I have a 2016 cruze limited and the frist time I drained the trans 5.8 quarts drained out. Frist I put 4 quarts back in shifted through all of the gears and got the trans up to temp and put a total of 4.2 quarts before fluid started dripping from the fill plug. Is this right? After this the trans seems to shift a bit harder. Should I put the rest of the 5.8 quarts i drained out?


----------



## Ma v e n (Oct 8, 2018)

Yes. Why would you not out back what drained out?


----------



## Jpassow2016 (May 30, 2020)

Ma v e n said:


> Yes. Why would you not out back what drained out?


After reading all the post on cruzetalk alot of people said to fill the trans till fluid starts dripping out of the fill plug on the drivers side of the trans while the cars is running. That's what I did 3 times and always ended up pouring in 4.2 quarts. Why would GM over fill the trans by 1.6 quart at the factory?


----------



## Ma v e n (Oct 8, 2018)

It's highly unlikely they did. Of it had been overfilled by 1.6 quarts it would have been venting it out, or churning and aerating it causing shifting issues, vibrations, etc. I've never seen a factory filled unit over filled by more than even a few ounces, let alone almost 2 quarts. I'd highly recommend you get someway to assess you fluid temp and set the fluid level properly. Fluid is meant to be approx 194F(90C) when level is set.


----------



## Jpassow2016 (May 30, 2020)

Ma v e n said:


> It's highly unlikely they did. Of it had been overfilled by 1.6 quarts it would have been venting it out, or churning and aerating it causing shifting issues, vibrations, etc. I've never seen a factory filled unit over filled by more than even a few ounces, let alone almost 2 quarts. I'd highly recommend you get someway to assess you fluid temp and set the fluid level properly. Fluid is meant to be approx 194F(90C) when level is set.


No I hear what you are saying. I do have the scan tool to check the trans temp and everytime I got the trans up to temp and yes 90C I would pour in 4.2 quarts then fluid would start dripping out of the full plug. The three times I have drained the trans and made sure the trans was up to temp everytime I was only able to put in 4.2 quarts till oil started to drip out of the fill plug. Also I have read a post on this site from a amsoil person and he said that 5.6 quarts of fluid came out and refilled the trans at 4.2 quarts. I get that you should measure the amount of fluid that comes out and put the same amount back in but than what is the point of fill plug on the driver side of the trans because that would be wrong right?


----------



## plano-doug (Jul 1, 2015)

Jpassow2016 said:


> I get that you should measure the amount of fluid that comes out and put the same amount back in but than what is the point of fill plug on the driver side of the trans because that would be wrong right?

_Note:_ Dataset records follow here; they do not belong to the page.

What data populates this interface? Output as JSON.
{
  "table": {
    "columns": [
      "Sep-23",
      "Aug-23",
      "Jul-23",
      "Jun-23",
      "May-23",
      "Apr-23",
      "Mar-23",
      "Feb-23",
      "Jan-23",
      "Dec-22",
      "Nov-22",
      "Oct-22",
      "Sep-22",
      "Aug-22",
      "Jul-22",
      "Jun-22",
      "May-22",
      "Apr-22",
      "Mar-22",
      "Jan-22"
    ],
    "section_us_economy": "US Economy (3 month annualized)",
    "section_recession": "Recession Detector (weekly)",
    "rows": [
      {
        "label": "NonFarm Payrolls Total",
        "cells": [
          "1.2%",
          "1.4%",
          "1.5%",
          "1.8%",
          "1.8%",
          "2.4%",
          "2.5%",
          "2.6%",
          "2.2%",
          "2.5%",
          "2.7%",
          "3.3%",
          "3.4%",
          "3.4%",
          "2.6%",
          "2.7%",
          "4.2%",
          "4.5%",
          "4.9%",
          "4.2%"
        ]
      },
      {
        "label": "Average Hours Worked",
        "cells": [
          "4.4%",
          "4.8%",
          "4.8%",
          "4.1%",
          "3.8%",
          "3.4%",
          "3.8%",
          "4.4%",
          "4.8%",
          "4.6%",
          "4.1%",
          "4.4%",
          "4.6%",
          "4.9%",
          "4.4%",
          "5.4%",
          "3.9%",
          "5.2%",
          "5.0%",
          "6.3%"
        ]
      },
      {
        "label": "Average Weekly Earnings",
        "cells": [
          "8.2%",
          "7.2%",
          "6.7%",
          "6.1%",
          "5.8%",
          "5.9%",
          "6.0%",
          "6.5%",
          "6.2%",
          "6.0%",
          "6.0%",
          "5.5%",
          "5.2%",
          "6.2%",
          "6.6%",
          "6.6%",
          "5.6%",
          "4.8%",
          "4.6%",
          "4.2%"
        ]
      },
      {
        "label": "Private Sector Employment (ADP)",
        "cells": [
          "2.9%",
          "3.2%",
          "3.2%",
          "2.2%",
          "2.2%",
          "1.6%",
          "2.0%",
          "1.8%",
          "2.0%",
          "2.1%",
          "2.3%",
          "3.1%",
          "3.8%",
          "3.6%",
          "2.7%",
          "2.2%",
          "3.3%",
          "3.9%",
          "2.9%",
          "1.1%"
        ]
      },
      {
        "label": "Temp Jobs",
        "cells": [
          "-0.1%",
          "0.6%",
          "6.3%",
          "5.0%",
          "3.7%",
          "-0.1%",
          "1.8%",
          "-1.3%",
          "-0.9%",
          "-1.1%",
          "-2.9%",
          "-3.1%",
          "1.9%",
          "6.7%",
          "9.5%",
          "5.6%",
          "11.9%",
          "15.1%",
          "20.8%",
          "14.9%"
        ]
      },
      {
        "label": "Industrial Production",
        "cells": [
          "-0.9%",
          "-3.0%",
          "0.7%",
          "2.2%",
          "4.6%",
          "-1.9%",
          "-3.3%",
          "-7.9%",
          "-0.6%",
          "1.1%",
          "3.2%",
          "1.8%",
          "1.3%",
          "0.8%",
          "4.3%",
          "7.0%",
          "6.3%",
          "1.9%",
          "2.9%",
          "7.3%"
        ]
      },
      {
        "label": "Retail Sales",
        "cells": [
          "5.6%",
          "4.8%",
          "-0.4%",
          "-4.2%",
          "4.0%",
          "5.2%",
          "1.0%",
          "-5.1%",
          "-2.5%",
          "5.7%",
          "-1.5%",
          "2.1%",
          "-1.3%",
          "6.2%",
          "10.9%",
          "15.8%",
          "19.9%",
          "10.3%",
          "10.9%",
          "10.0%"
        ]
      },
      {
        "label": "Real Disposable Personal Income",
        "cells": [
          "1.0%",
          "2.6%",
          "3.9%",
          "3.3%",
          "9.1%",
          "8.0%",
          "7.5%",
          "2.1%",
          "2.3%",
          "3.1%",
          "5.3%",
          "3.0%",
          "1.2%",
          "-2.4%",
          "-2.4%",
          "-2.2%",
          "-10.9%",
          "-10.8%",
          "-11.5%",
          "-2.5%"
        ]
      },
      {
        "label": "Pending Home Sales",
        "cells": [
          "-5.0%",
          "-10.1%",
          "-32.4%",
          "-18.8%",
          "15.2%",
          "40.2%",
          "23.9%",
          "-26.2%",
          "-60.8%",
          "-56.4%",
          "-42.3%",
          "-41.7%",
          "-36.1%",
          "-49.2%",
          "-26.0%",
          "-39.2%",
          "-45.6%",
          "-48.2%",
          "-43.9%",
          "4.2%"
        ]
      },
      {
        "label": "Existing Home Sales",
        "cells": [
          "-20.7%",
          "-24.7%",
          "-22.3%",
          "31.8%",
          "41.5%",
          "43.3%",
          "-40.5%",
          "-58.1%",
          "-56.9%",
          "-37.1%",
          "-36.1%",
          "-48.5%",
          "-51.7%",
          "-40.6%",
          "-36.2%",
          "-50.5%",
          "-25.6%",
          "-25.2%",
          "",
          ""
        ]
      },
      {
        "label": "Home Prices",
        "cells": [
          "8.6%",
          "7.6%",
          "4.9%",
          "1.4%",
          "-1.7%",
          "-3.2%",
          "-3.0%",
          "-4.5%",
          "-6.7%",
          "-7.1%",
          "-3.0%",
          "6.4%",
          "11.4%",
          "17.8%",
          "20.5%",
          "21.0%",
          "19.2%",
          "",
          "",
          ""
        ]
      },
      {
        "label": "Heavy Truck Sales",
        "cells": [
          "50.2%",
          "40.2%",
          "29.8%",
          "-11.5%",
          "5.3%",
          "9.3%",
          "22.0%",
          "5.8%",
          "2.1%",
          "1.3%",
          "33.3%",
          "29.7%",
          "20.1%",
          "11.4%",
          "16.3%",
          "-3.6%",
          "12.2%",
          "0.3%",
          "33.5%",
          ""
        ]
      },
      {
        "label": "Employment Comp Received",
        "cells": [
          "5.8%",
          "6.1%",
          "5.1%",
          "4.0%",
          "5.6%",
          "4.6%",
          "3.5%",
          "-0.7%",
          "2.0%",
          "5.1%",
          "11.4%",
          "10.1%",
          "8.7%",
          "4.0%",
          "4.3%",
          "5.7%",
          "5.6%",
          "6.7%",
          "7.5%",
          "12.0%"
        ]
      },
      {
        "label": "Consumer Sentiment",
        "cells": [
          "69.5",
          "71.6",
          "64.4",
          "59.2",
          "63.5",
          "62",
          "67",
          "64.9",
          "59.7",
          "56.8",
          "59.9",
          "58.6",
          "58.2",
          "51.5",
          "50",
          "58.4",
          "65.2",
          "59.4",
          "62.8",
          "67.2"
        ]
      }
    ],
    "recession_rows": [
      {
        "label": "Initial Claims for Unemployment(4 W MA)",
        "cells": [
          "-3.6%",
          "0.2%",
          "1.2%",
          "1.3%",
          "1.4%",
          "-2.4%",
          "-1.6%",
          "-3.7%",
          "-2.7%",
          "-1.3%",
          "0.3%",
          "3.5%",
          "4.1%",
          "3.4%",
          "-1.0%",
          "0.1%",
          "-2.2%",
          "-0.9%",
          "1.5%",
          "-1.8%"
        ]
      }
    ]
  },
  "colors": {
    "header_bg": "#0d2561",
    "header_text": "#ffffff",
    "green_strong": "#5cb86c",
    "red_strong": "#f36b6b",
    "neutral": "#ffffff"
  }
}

For my next drain and fill, this thread has made me decide to first open the level check hole (with fluid at temp and car level) to see the pre-drain status. Then do the drain, fill, warm, and top-off.

Doug

.


----------



## Ma v e n (Oct 8, 2018)

I feel the issue may be arising that people are draining it cold and filling it hot? I honestly can't fully understand exactly what's happening or why it's hard. LOL. Drain it cold, put back in what you took out.


----------